Таких мыслей Зорко никому не поверял, даже Плаве. От них нисколько не уменьшалась любовь его к родным местам и вера в родовых богов, но, по разумению Зорко, если уж рисовать Серого Пса, то красиво, чтобы как живой был. Или чтобы как у вельхов: не сразу и скажешь по виду, пес это или басенное чудище, на пса похожее, но мигом поймешь, по сути: пес. Ныне, когда лежала в коробе книга с ликами аррантских богов, которых Пирос Никосич так не уважал, Зорко еще более утвердился в своем мнении.
Из двух легенд, что говорили о первом Сером Псе, куда более известна была та, где сказывалось про пса, что за людей заступился, когда боги на тех разгневались. Не мог понять Зорко, как это пес с богами говорил о таком: у собак свои слова были, как и у всего в мире, у богов — свои. Боги, конечно, могли язык собачий разуметь, да ведь у псов и слов таких не было, чтобы высказать речи, что первому Псу приписывались.
Была и иная легенда, которую тоже знали все, но рассказывали и вспоминали редко. Но не жаловали ее матери рода, и ведуны к ней никогда не обращались. А Зорко она куда более по нраву пришлась.
В давние времена, когда людей на земле было мало, венны и сольвенны жили еще единым народом, сегванов на побережье вовсе не знали, а вельхи проживали повсюду от Галирада до Вечной Степи, предки рода Серого Пса обитали южнее отрога Самоцветных гор, что уходил почти до восходных побережий. Сейчас в том месте, где отрог подходит к морю, как знал теперь Зорко, лежала земля Аша-Вахишта. Но в стародавние времена часть веннов жила чуть южнее и гораздо дальше в глубь земли: до моря оттуда далеко было.
Жили неплохо, но с полудня пришел страшный враг.

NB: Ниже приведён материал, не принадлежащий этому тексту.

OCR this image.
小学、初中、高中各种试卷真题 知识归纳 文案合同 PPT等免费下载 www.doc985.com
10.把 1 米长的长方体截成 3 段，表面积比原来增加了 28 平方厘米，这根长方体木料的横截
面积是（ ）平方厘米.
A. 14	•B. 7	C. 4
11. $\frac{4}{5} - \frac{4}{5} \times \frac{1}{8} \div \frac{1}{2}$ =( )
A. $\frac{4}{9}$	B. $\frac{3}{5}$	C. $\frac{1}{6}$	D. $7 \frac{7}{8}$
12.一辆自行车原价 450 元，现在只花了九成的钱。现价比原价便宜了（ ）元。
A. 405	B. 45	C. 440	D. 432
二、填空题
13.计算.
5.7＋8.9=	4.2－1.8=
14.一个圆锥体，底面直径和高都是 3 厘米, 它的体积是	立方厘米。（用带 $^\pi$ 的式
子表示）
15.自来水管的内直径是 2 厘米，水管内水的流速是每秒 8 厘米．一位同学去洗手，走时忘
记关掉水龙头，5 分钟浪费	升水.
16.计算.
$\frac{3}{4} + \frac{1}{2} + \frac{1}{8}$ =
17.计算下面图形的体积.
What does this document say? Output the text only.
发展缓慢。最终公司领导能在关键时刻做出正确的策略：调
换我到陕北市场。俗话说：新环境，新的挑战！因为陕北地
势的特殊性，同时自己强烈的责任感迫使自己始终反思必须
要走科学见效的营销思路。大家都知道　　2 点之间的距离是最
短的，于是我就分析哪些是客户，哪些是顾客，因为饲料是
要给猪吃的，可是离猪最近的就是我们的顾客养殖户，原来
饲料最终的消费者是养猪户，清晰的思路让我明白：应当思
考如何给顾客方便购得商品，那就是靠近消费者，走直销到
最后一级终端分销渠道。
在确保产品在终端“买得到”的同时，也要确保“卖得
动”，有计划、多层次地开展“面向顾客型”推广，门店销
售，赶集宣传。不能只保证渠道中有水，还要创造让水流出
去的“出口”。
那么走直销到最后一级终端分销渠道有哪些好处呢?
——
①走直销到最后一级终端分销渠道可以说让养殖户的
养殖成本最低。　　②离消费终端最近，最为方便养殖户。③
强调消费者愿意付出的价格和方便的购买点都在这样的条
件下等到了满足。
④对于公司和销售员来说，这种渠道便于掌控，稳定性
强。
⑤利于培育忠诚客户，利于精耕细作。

Каков он был, о том легенда молчала. Невнятно было даже, люди то или какие иные племена, но не это было важно. Пришельцы подступили внезапно и были жестоки. Биться с ними венны смогли недолго и стали отступать через горы на полночь. Враги гнали их все выше, туда, где на перевалах уже лежит снег. Кого-то убили, иные замерзли или сорвались с обрывов. Через перевал ушла только одна девушка, совсем еще юная. На полночь от гор было гораздо холоднее. Начал идти снег, а жилья не было. Девушка зарылась в листья и еловый лапник, но холод побеждал, и она уже думала, что замерзла и видит предсмертный сон, когда из лесной темноты вдруг вышел огромный серый зверь, которого она вначале приняла за волка.
Но это был пес. Он лег рядом и согрел ее, а потом еще целых три года носил ей пищу. Через несколько месяцев после той ночи у нее родились дети — близнецы, брат и сестра. С тех пор и начался род Серых Псов.

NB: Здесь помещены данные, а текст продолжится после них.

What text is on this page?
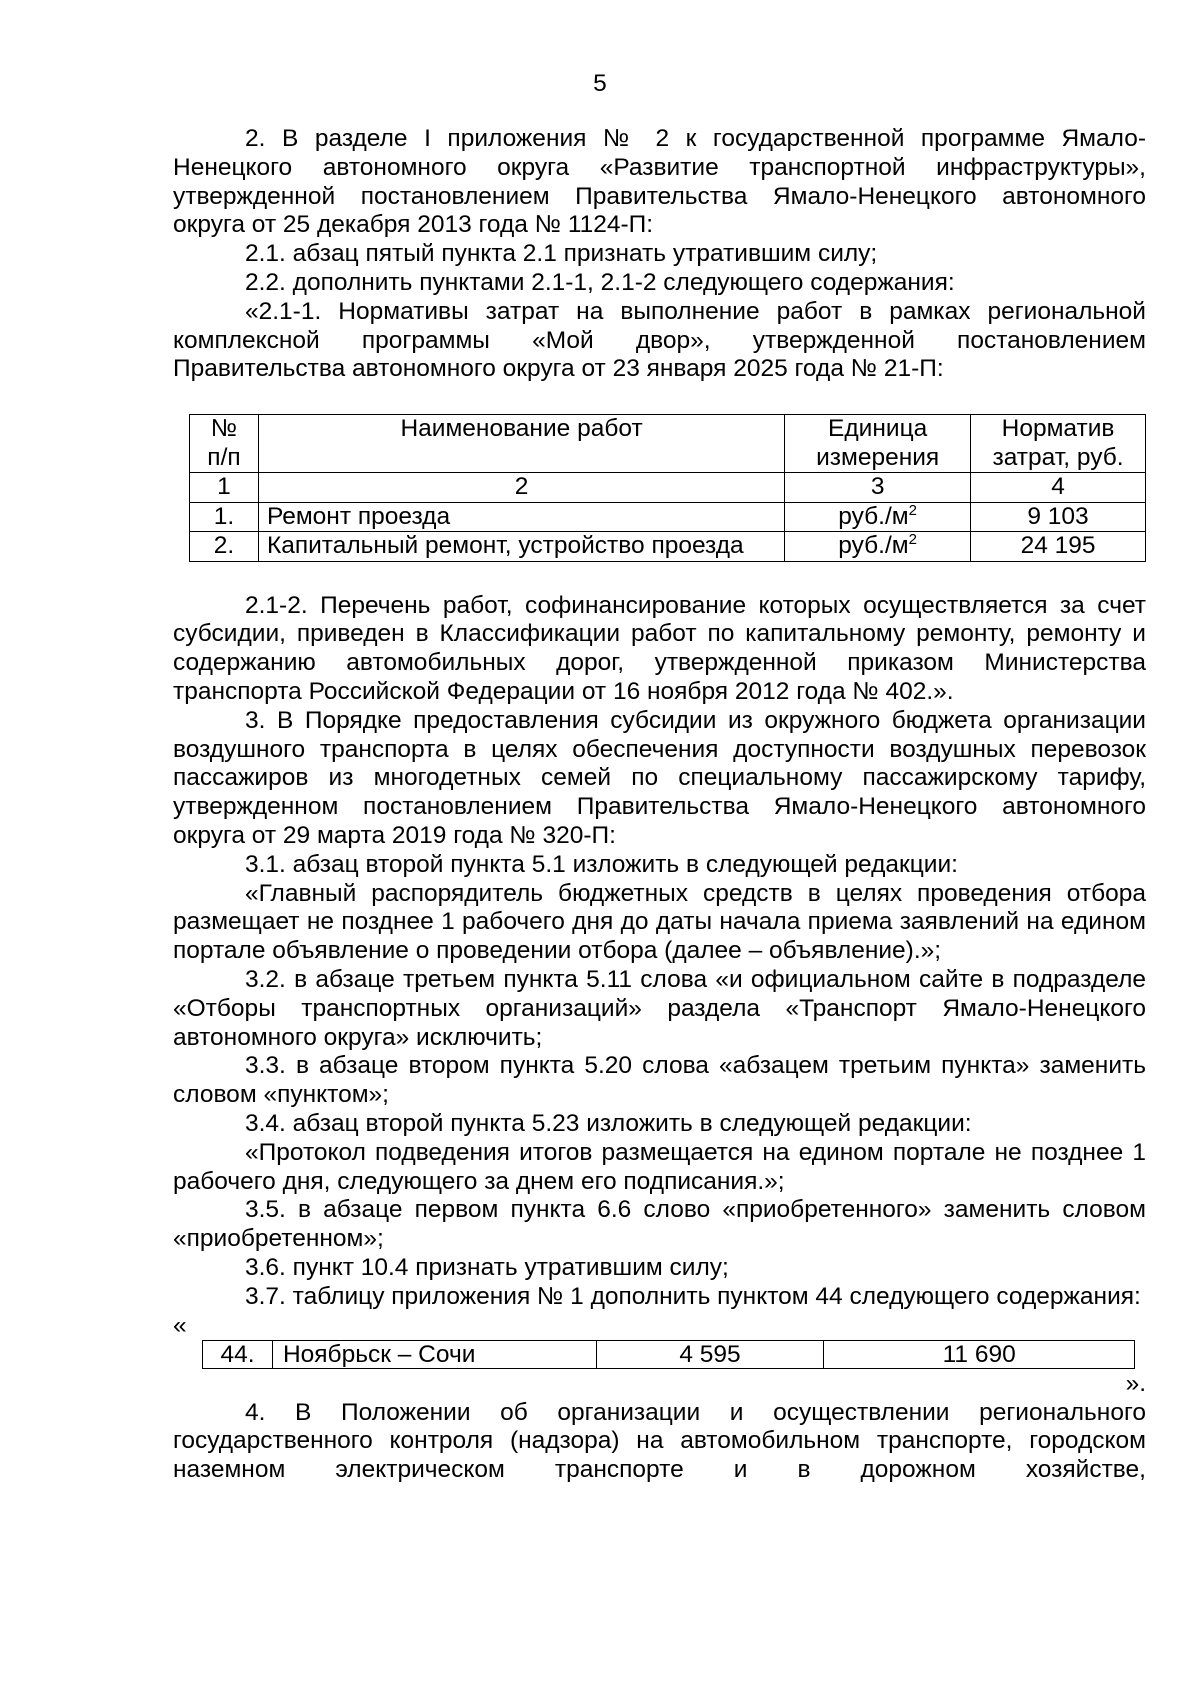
5

2. В разделе I приложения № 2 к государственной программе Ямало-Ненецкого автономного округа «Развитие транспортной инфраструктуры», утвержденной постановлением Правительства Ямало-Ненецкого автономного округа от 25 декабря 2013 года № 1124-П:

2.1. абзац пятый пункта 2.1 признать утратившим силу;

2.2. дополнить пунктами 2.1-1, 2.1-2 следующего содержания:

«2.1-1. Нормативы затрат на выполнение работ в рамках региональной комплексной программы «Мой двор», утвержденной постановлением Правительства автономного округа от 23 января 2025 года № 21-П:

№ п/п	Наименование работ	Единица измерения	Норматив затрат, руб.
1	2	3	4
1.	Ремонт проезда	$руб./м^2$	9 103
2.	Капитальный ремонт, устройство проезда	$руб./м^2$	24 195

2.1-2. Перечень работ, софинансирование которых осуществляется за счет субсидии, приведен в Классификации работ по капитальному ремонту, ремонту и содержанию автомобильных дорог, утвержденной приказом Министерства транспорта Российской Федерации от 16 ноября 2012 года № 402.».

3. В Порядке предоставления субсидии из окружного бюджета организации воздушного транспорта в целях обеспечения доступности воздушных перевозок пассажиров из многодетных семей по специальному пассажирскому тарифу, утвержденном постановлением Правительства Ямало-Ненецкого автономного округа от 29 марта 2019 года № 320-П:

3.1. абзац второй пункта 5.1 изложить в следующей редакции:

«Главный распорядитель бюджетных средств в целях проведения отбора размещает не позднее 1 рабочего дня до даты начала приема заявлений на едином портале объявление о проведении отбора (далее – объявление).»;

3.2. в абзаце третьем пункта 5.11 слова «и официальном сайте в подразделе «Отборы транспортных организаций» раздела «Транспорт Ямало-Ненецкого автономного округа» исключить;

3.3. в абзаце втором пункта 5.20 слова «абзацем третьим пункта» заменить словом «пунктом»;

3.4. абзац второй пункта 5.23 изложить в следующей редакции:

«Протокол подведения итогов размещается на едином портале не позднее 1 рабочего дня, следующего за днем его подписания.»;

3.5. в абзаце первом пункта 6.6 слово «приобретенного» заменить словом «приобретенном»;

3.6. пункт 10.4 признать утратившим силу;

3.7. таблицу приложения № 1 дополнить пунктом 44 следующего содержания:

«
44.	Ноябрьск – Сочи	4 595	11 690
».

4. В Положении об организации и осуществлении регионального государственного контроля (надзора) на автомобильном транспорте, городском наземном электрическом транспорте и в дорожном хозяйстве,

Зорко знал, что эта легенда — чистая, настоящая сказка, но была она куда интереснее первой. И ничего страшного не видел он в том, чтобы считаться потомком Серого Пса: собаки были куда разумнее и добрее, чем иной раз могли быть люди…
Но мысли его опять вернулись к Гурцату, как вспомнил он вдруг, что на полуночных склонах того хребта, через кой пришлось перевалить тогда разбитым веннам, жили ныне горные вельхи, а на вельхов теперь наседал с полудня Гурцат.
И опять, если бы не Гурцат, случилась бы история в Лесном Углу? Конечно, лишь случаем Зорко пришел в погост тем самым злосчастным днем, когда съехались туда Хальфдир и Прастен. Но разве не было в той случайности воли богов? Разве человек способен предвидеть случайности, что с ним произойдут? А раз не способен сам человек, то, значит, тут дела богов. И боги привели его в Лесной Угол в положенный ими срок.
Зорко заново воскресил в памяти черный морок и черную грозу. Снова видел он Хальфдира и Хольгера, Бутрима, Прастена и двоих степняков. Почему же именно степняк не испугался черной молнии, почему его не убило ее ударами? Потому ли, что у него не было выбора, а потому и не было страха? Или видел он черную молнию допрежь и знал, что от нее ждать? А если знал, то откуда? Ужели колдун был? Да и кто сказал, что он жив остался? — подумал вдруг Зорко.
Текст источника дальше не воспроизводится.